Michael D. Atkinson is a mathematician and computer scientist known for his work in the theory of permutation patterns and for contributions to algorithm design, data structures, and algebra. He is an emeritus professor at the University of Otago.

== Education and career ==
Atkinson earned his B.A. (1967) and D.Phil. (1970) in mathematics from the University of Oxford, where he was a member of The Queen's College and a student of Peter M. Neumann. His doctoral work focused on varieties of groups, within the area of group theory.

He taught at University College, Cardiff from 1970 to 1982, then joined the Carleton University School of Computer Science in Canada, where he became a full professor in 1983. In 1992, Atkinson moved to the University of St Andrews as Professor of Algorithms and head of the School of Mathematical and Computational Sciences (1994–1997). He joined the University of Otago in 2000 and retired in 2012.

== Research ==
Atkinson's early research spanned algebra, permutation groups, bilinear complexity, and algorithmic linear algebra. His 1975 paper on block-finding algorithms for permutation groups gave the first polynomial-time algorithm for the problem. He later made contributions to data structures and computational geometry, notably on min-max heaps, geometric congruence testing, the cyclic Towers of Hanoi, and frequency assignment problems in communication networks.

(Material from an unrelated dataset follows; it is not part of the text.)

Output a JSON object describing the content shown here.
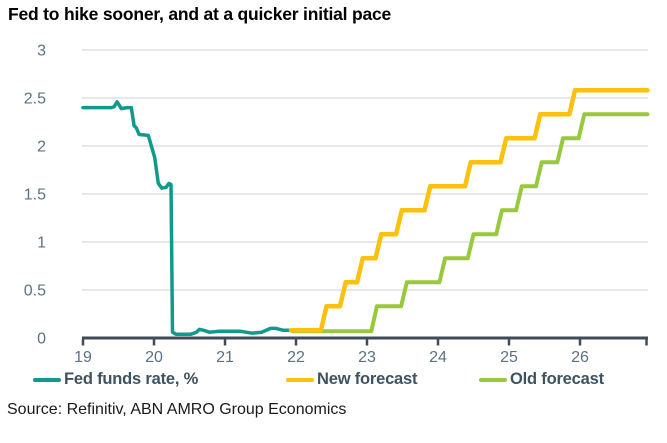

In the late 1990s, Atkinson shifted his research to permutation patterns. His 1999 paper Restricted permutations has been described as "foundational" in the field. In 2003, he co-founded the Permutation Patterns conference with Michael H. Albert, which has played a central role in the development of the field. Their 2005 joint paper Simple permutations and pattern restricted permutations introduced structural decomposition techniques, now known as the substitution decomposition. This work, described as "formative", refined the analysis begun in his earlier work with Tim Stitt on the wreath product. Together with Albert and Martin Klazar, Atkinson also enumerated the simple permutations that arise in this decomposition. In later work, he and co-authors introduced the notion of geometric grid classes, another tool in the study of the structure of permutation classes.